Em documento oficial, o promotor
Saulo Vinhal da Costa exige a retirada imediata da barreira e orienta a própria
Polícia Militar a aplicar medidas previstas no Código de Trânsito Brasileiro,
como multas e apreensão de veículos, caso a estrutura persista. Além disso, o
MPTO quer uma resposta formal do Governo do Estado, diante da omissão sobre a
obstrução da rodovia TO-126, o que pode acarretar responsabilização estadual.

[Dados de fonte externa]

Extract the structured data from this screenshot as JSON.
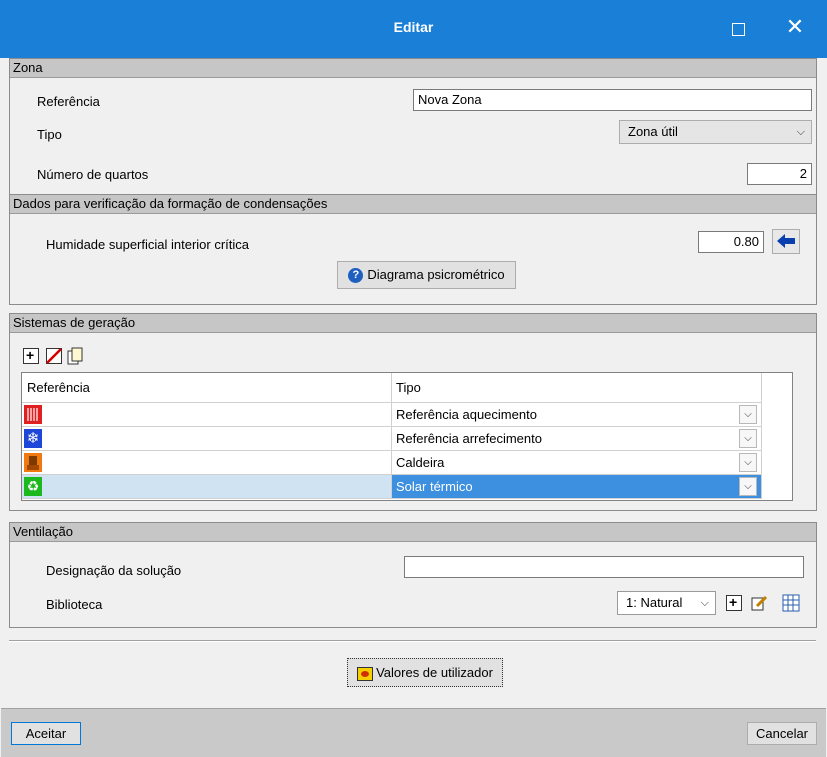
{
  "window": {
    "title": "Editar"
  },
  "zona": {
    "header": "Zona",
    "referencia_label": "Referência",
    "referencia_value": "Nova Zona",
    "tipo_label": "Tipo",
    "tipo_value": "Zona útil",
    "quartos_label": "Número de quartos",
    "quartos_value": "2"
  },
  "condensacoes": {
    "header": "Dados para verificação da formação de condensações",
    "humidade_label": "Humidade superficial interior crítica",
    "humidade_value": "0.80",
    "diagrama_button": "Diagrama psicrométrico"
  },
  "sistemas": {
    "header": "Sistemas de geração",
    "columns": [
      "Referência",
      "Tipo"
    ],
    "rows": [
      {
        "icon": "radiator-icon",
        "referencia": "",
        "tipo": "Referência aquecimento",
        "selected": false
      },
      {
        "icon": "snowflake-icon",
        "referencia": "",
        "tipo": "Referência arrefecimento",
        "selected": false
      },
      {
        "icon": "boiler-icon",
        "referencia": "",
        "tipo": "Caldeira",
        "selected": false
      },
      {
        "icon": "recycle-icon",
        "referencia": "",
        "tipo": "Solar térmico",
        "selected": true
      }
    ]
  },
  "ventilacao": {
    "header": "Ventilação",
    "designacao_label": "Designação da solução",
    "designacao_value": "",
    "biblioteca_label": "Biblioteca",
    "biblioteca_value": "1: Natural"
  },
  "footer": {
    "valores_button": "Valores de utilizador",
    "aceitar_button": "Aceitar",
    "cancelar_button": "Cancelar"
  },
  "colors": {
    "titlebar": "#1a7fd6",
    "selection": "#3d8fe0",
    "selection_light": "#cfe3f3"
  }
}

A Promotoria aponta ainda uma
série de falhas na forma de arrecadação da taxa, que custa R$ 50 por veículo de
carga ou ônibus que entra no perímetro urbano para utilizar a balsa na divisa
com o Maranhão. Os motoristas recebem apenas um papel simples, sem código de
barras, numeração, rastreabilidade ou qualquer tipo de nota fiscal.
Caminhoneiros denunciaram dificuldades para justificar o pagamento junto às
empresas, além de questionarem a legalidade da cobrança.
O Ministério Público destaca que,
segundo entendimento do Supremo Tribunal Federal (STF), serviços como
conservação de vias são de natureza indivisível e devem ser custeados por
impostos, não por taxas. Nesse sentido, considera a TMV um “imposto disfarçado”
que fere os princípios constitucionais da legalidade, isonomia e livre
circulação.
Além das ilegalidades na criação
e cobrança da TMV, o MPTO apura o destino do dinheiro arrecadado pela
Prefeitura desde o início da vigência da taxa. Até o momento, não há qualquer
prestação de contas formalizada. A Promotoria determinou que os valores
arrecadados sejam preservados para garantir o ressarcimento de contribuintes,
principalmente caminhoneiros, que foram forçados a pagar a taxa agora
considerada inconstitucional.
O MP exige que a Prefeitura
apresente:
• Extratos bancários mensais com os
valores arrecadados;
• Conta bancária específica onde os
recursos foram depositados;
• Notas fiscais, ordens de pagamento
e contratos vinculados à aplicação da TMV;
• Comprovação de que os recursos
foram usados exclusivamente na manutenção de vias públicas, conforme a lei
municipal;
• Modelo oficial do comprovante de
pagamento entregue aos motoristas.
O Tribunal de Contas do Estado (TCE/TO) e a Câmara Municipal também foram acionados para esclarecer se estão fiscalizando ou acompanhando a legalidade da norma e o uso dos recursos. O MP ainda investiga o possível uso irregular de servidores e veículos da Secretaria de Educação para apoiar a fiscalização, o que pode agravar ainda mais a responsabilização da gestão municipal.
Caso a Prefeitura de
Tocantinópolis não responda ou forneça documentação considerada insuficiente
até o prazo final, o MPTO poderá adotar novas medidas legais, incluindo ações
judiciais para responsabilizar os envolvidos.